Until 1960, kidney failure led to death; dialysis was for short-term problems, its effects lasting just a few weeks.
But McLeod had been watching Dr. Belding Scribner, a Seattle colleague whose team created a Teflon shunt to allow repeated access to blood vessels, making dialysis accessible for serious patients. Less than two years after the first success, McLeod’s team flew in to train.
Robert and Beatrice Sutton had been living in Irricana, deciding to move to Edmonton that fall. Two of their children were deaf, and Edmonton had an innovative school. Robert was able to transfer to Edmonton, and while looking for a house, spotted a Journal story about an engineer who flew to Seattle for dialysis. The article also mentioned McLeod’s plans to bring the technology north.
A popular brunette who loved to sing country songs, Diane was in and out of the General Hospital in Calgary. Her father pestered doctors to see if the new technology could save her. Inquiries were made. Then one night, the phone rang: Diane was a candidate.
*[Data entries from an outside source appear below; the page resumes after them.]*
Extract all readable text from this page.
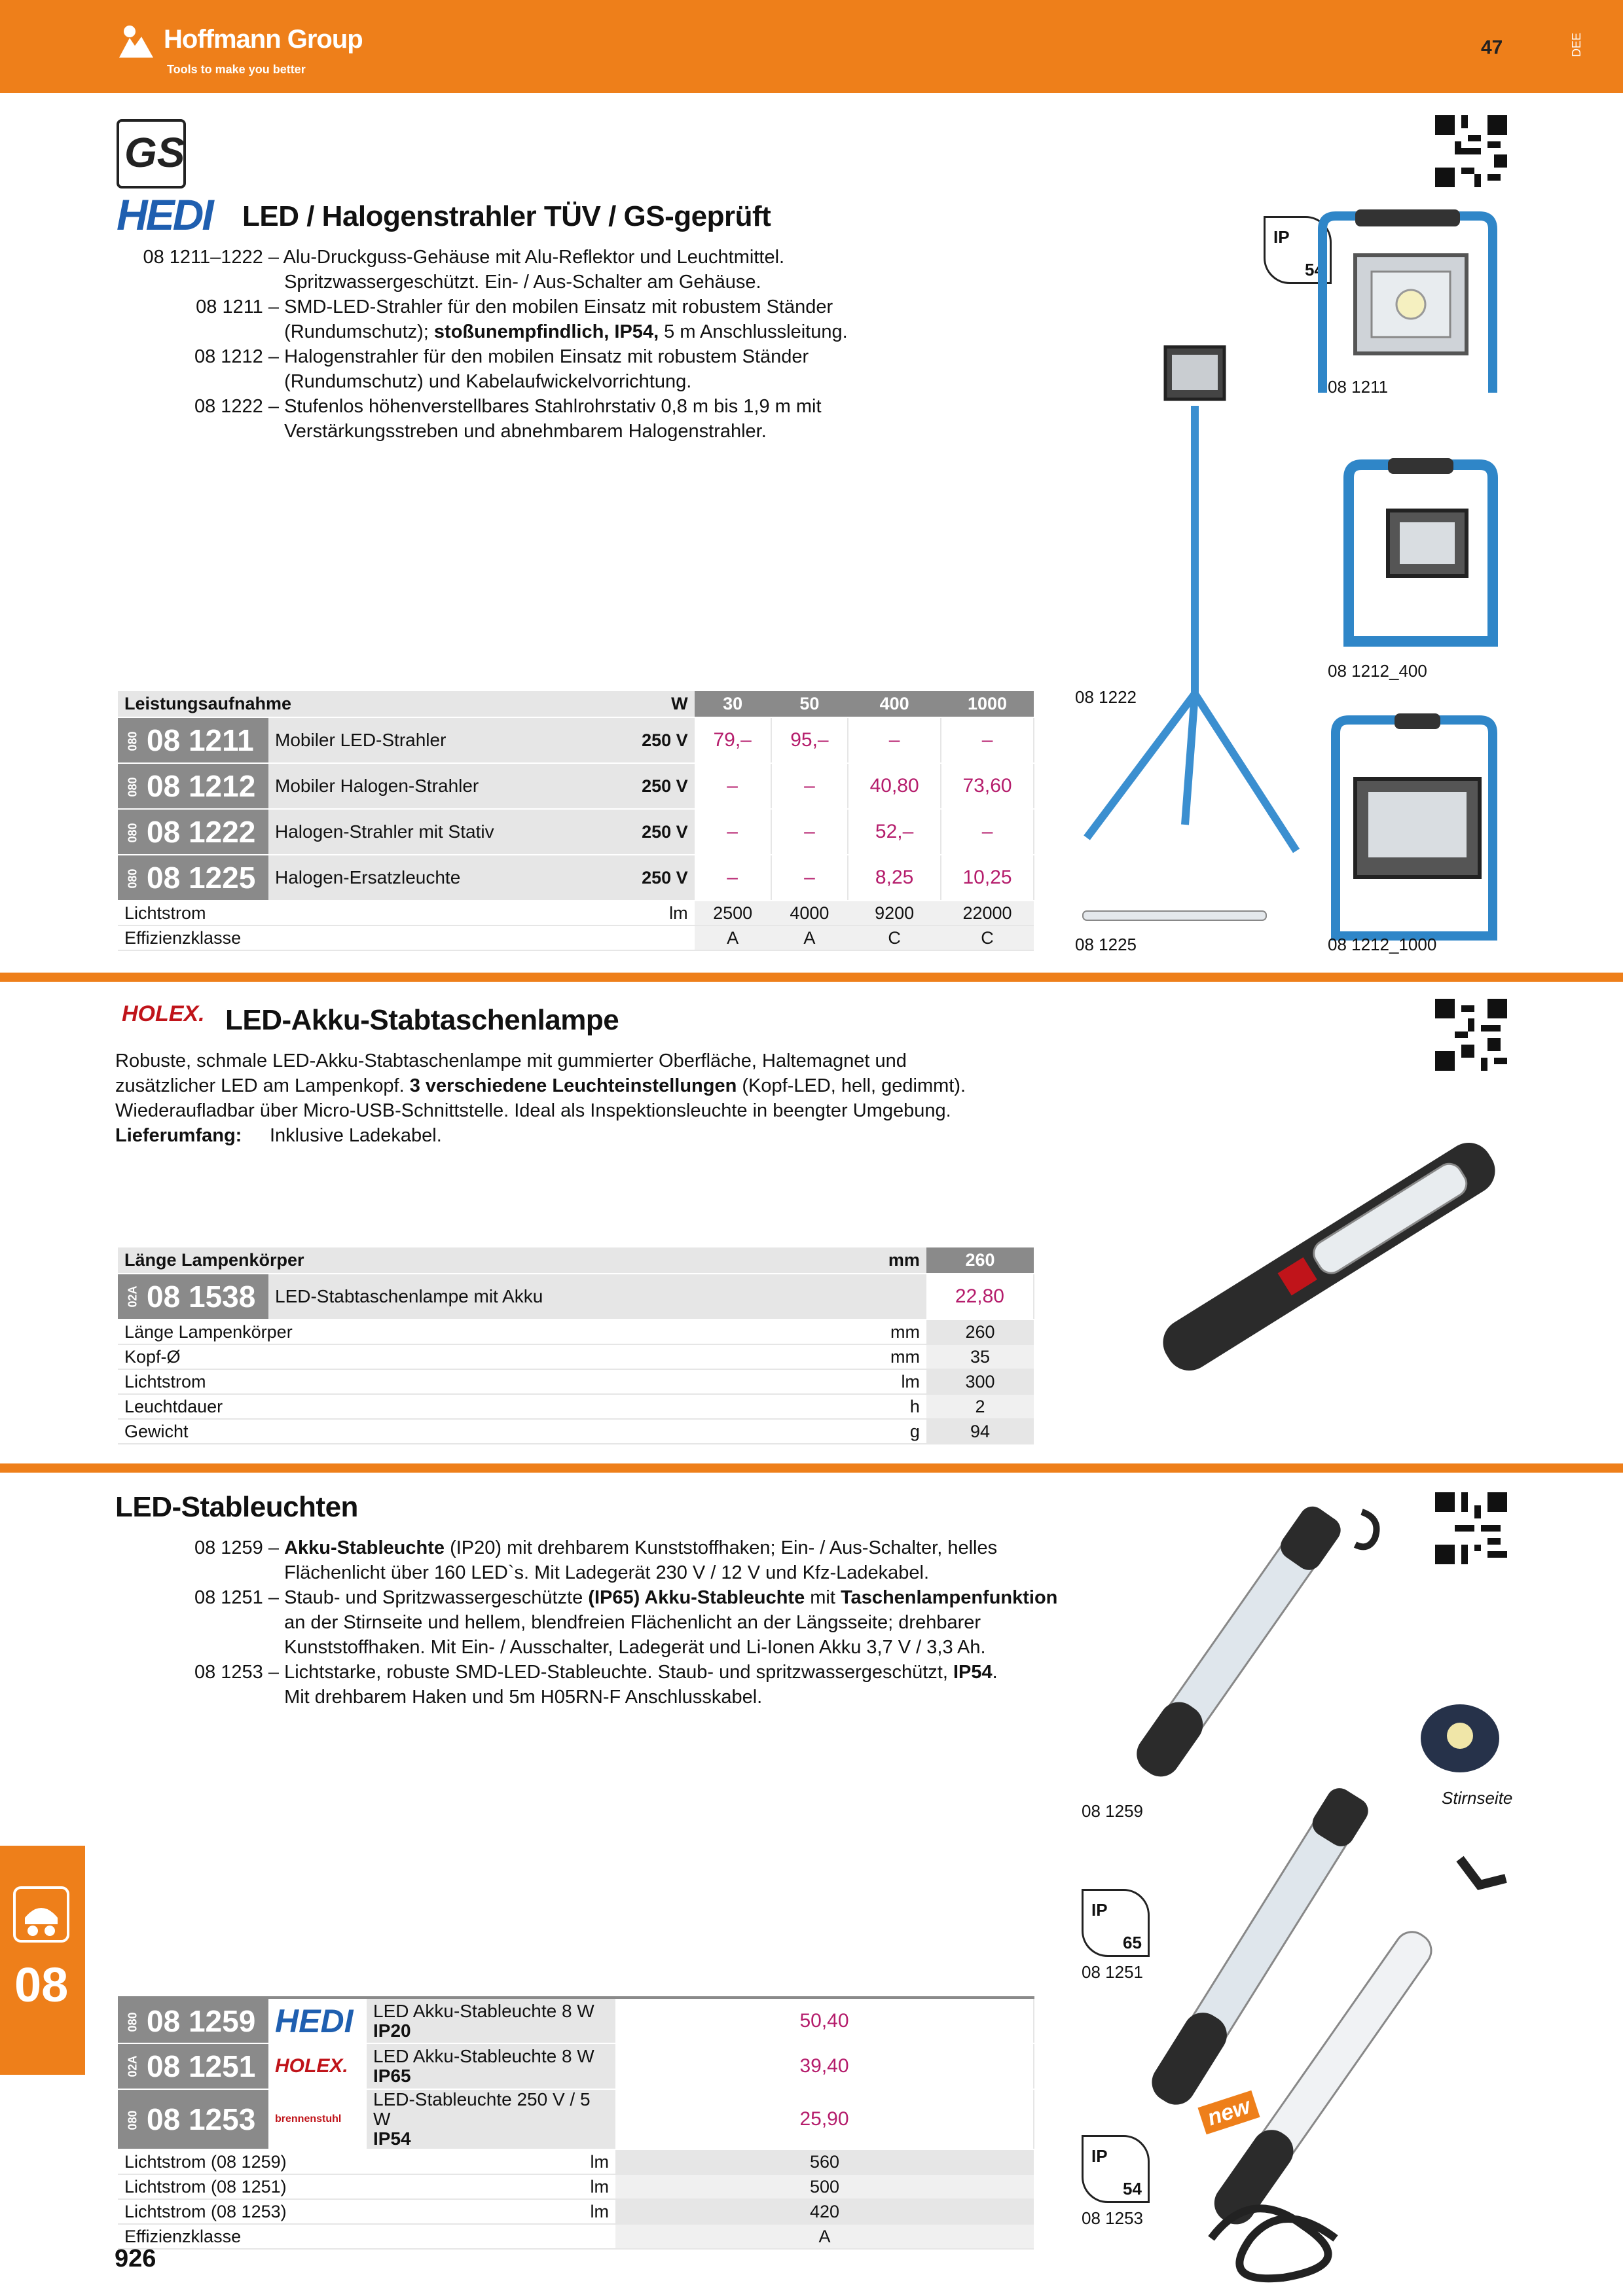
Hoffmann Group
Tools to make you better
47	DEE
GS
HEDI LED / Halogenstrahler TÜV / GS-geprüft
08 1211–1222 – Alu-Druckguss-Gehäuse mit Alu-Reflektor und Leuchtmittel.
Spritzwassergeschützt. Ein- / Aus-Schalter am Gehäuse.
08 1211 – SMD-LED-Strahler für den mobilen Einsatz mit robustem Ständer
(Rundumschutz); stoßunempfindlich, IP54, 5 m Anschlussleitung.
08 1212 – Halogenstrahler für den mobilen Einsatz mit robustem Ständer
(Rundumschutz) und Kabelaufwickelvorrichtung.
08 1222 – Stufenlos höhenverstellbares Stahlrohrstativ 0,8 m bis 1,9 m mit
Verstärkungsstreben und abnehmbarem Halogenstrahler.
IP
54
08 1211
08 1212_400
08 1222
08 1212_1000
08 1225
Leistungsaufnahme		W	30	50	400	1000
080 08 1211	Mobiler LED-Strahler	250 V	79,–	95,–	–	–
080 08 1212	Mobiler Halogen-Strahler	250 V	–	–	40,80	73,60
080 08 1222	Halogen-Strahler mit Stativ	250 V	–	–	52,–	–
080 08 1225	Halogen-Ersatzleuchte	250 V	–	–	8,25	10,25
Lichtstrom		lm	2500	4000	9200	22000
Effizienzklasse			A	A	C	C
HOLEX. LED-Akku-Stabtaschenlampe
Robuste, schmale LED-Akku-Stabtaschenlampe mit gummierter Oberfläche, Haltemagnet und
zusätzlicher LED am Lampenkopf. 3 verschiedene Leuchteinstellungen (Kopf-LED, hell, gedimmt).
Wiederaufladbar über Micro-USB-Schnittstelle. Ideal als Inspektionsleuchte in beengter Umgebung.
Lieferumfang: Inklusive Ladekabel.
Länge Lampenkörper		mm	260
02A 08 1538	LED-Stabtaschenlampe mit Akku		22,80
Länge Lampenkörper		mm	260
Kopf-Ø		mm	35
Lichtstrom		lm	300
Leuchtdauer		h	2
Gewicht		g	94
LED-Stableuchten
08 1259 – Akku-Stableuchte (IP20) mit drehbarem Kunststoffhaken; Ein- / Aus-Schalter, helles
Flächenlicht über 160 LED`s. Mit Ladegerät 230 V / 12 V und Kfz-Ladekabel.
08 1251 – Staub- und Spritzwassergeschützte (IP65) Akku-Stableuchte mit Taschenlampenfunktion
an der Stirnseite und hellem, blendfreien Flächenlicht an der Längsseite; drehbarer
Kunststoffhaken. Mit Ein- / Ausschalter, Ladegerät und Li-Ionen Akku 3,7 V / 3,3 Ah.
08 1253 – Lichtstarke, robuste SMD-LED-Stableuchte. Staub- und spritzwassergeschützt, IP54.
Mit drehbarem Haken und 5m H05RN-F Anschlusskabel.
08 1259
Stirnseite
IP
65
08 1251
IP
54
08 1253
new
080 08 1259	HEDI	LED Akku-Stableuchte 8 W
IP20	50,40
02A 08 1251	HOLEX.	LED Akku-Stableuchte 8 W
IP65	39,40
080 08 1253	brennenstuhl	LED-Stableuchte 250 V / 5 W
IP54	25,90
Lichtstrom (08 1259)		lm	560
Lichtstrom (08 1251)		lm	500
Lichtstrom (08 1253)		lm	420
Effizienzklasse			A
08
926
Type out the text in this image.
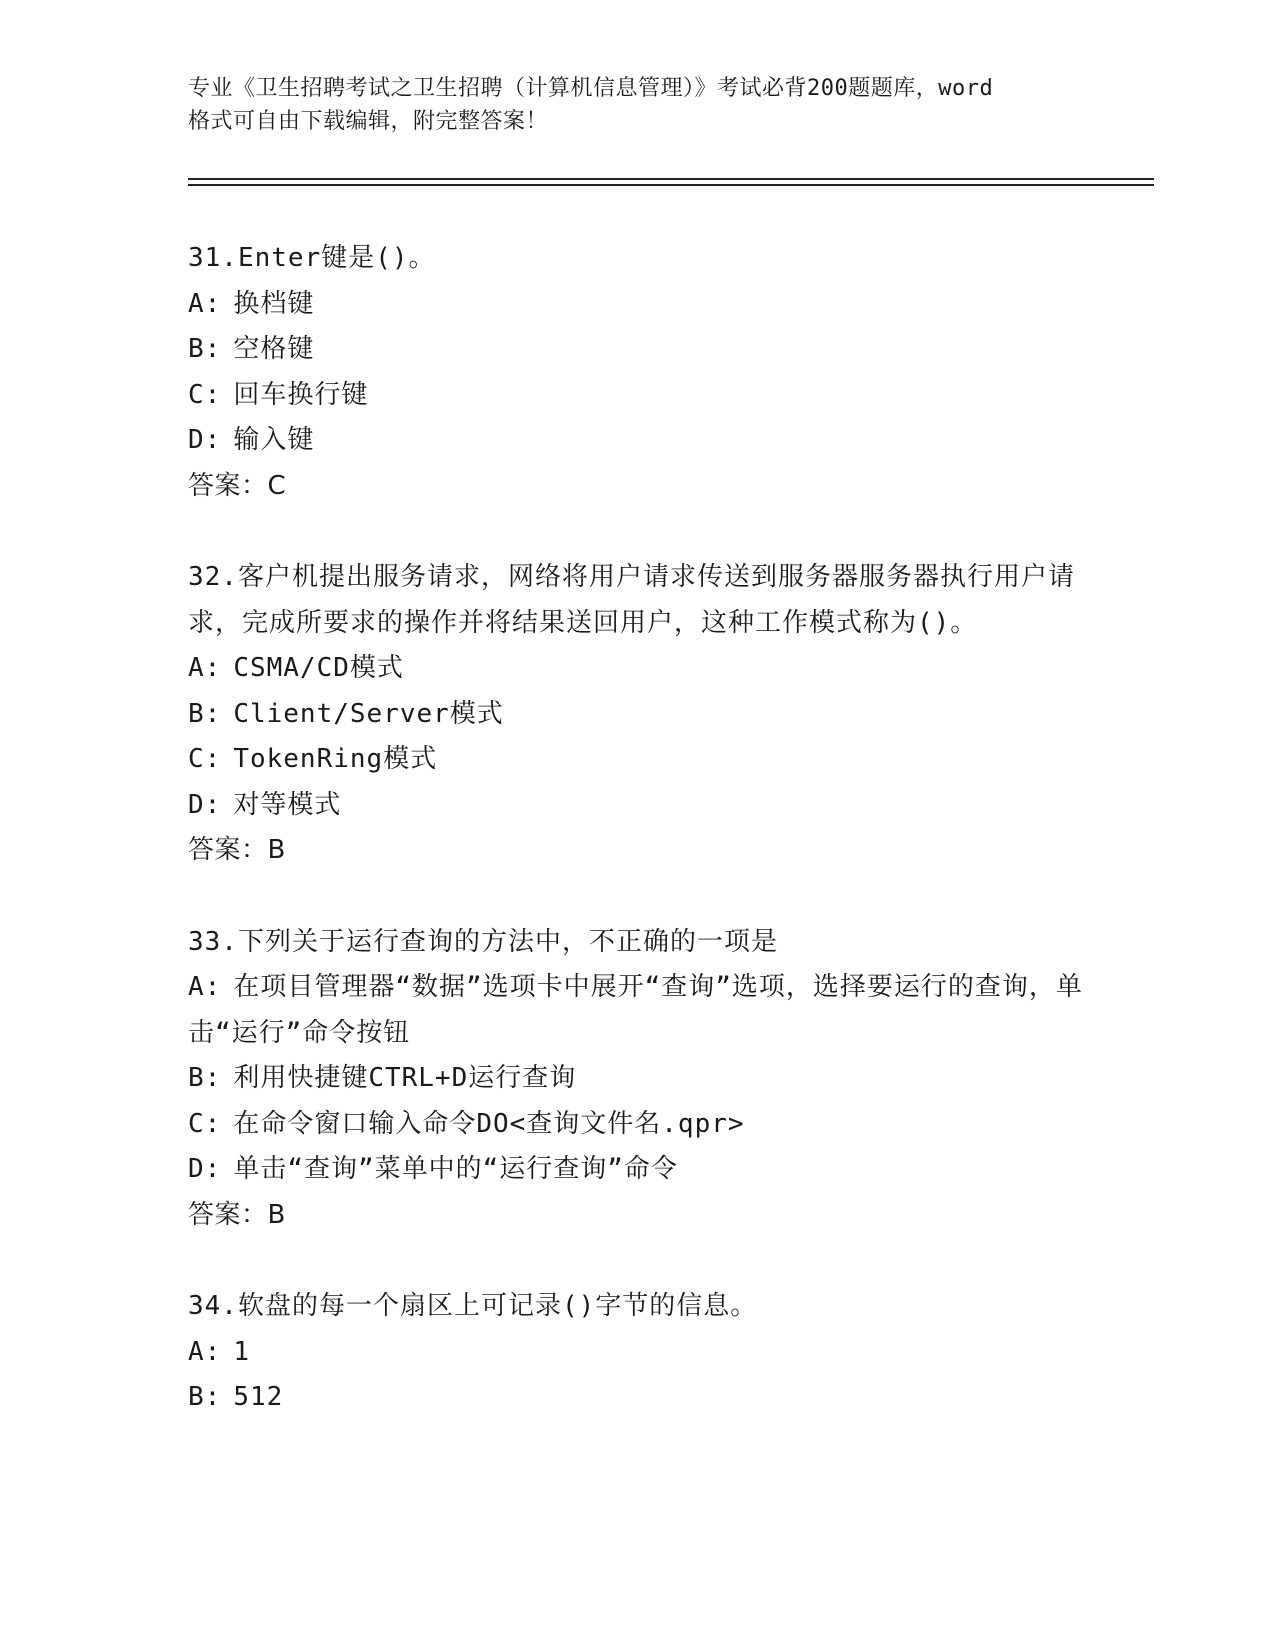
专业《卫生招聘考试之卫生招聘（计算机信息管理）》考试必背200题题库，word
格式可自由下载编辑，附完整答案！
31.Enter键是()。
A: 换档键
B: 空格键
C: 回车换行键
D: 输入键
答案：C
32.客户机提出服务请求，网络将用户请求传送到服务器服务器执行用户请求，完成所要求的操作并将结果送回用户，这种工作模式称为()。
A: CSMA/CD模式
B: Client/Server模式
C: TokenRing模式
D: 对等模式
答案：B
33.下列关于运行查询的方法中，不正确的一项是
A: 在项目管理器“数据”选项卡中展开“查询”选项，选择要运行的查询，单击“运行”命令按钮
B: 利用快捷键CTRL+D运行查询
C: 在命令窗口输入命令DO<查询文件名.qpr>
D: 单击“查询”菜单中的“运行查询”命令
答案：B
34.软盘的每一个扇区上可记录()字节的信息。
A: 1
B: 512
Years later, Ulan would eventually lead Edmonton’s burgeoning nephrology specialty, watching dialysis improve and more patients receive successful transplants until his retirement a few years ago. Dialysis currently helps over 1,100 patients at 22 sites in northern Alberta.
Dr. Kailash Jindal, head of the northern Alberta Renal Program, said many patients undergo treatment in their homes, 60 on dialysis machines and another 180 with a form of dialysis involving bags of fluids changed every few hours.
Jindal preaches prevention of diabetes and blood pressure, the leading causes of kidney failure. Nearly 38,000 Canadians had kidney failure in 2009, more than triple the number from 20 years earlier, a sign of an aging population.
“When we started, we were very selective who we treated, mostly young people who didn’t have a lot of complications,” Jindal said. “Now our average age is 66 or 68-years-old, lots of diabetes, a lot of heart disease, people are much sicker.”
Diane continued 12-hour sessions twice a week, when she wasn’t making up for her many high school absences. She would never became a singer, but her brothers are glad she had a stint as a second mom to a new baby brother, also deaf, born in 1963.
Blood donations — administered occasionally to boost low energy levels — weren’t as carefully screened back then, and Diane contracted hepatitis B. On May 15, 1967, her mother discovered her feet were cold. She died soon after while her mother held her hand.
“We should be proud of how strong she was and how brave she was,” said Darrel. “I still think Jesus had a lot to do with it. He had other plans for her, he had more things that she needed to look after.”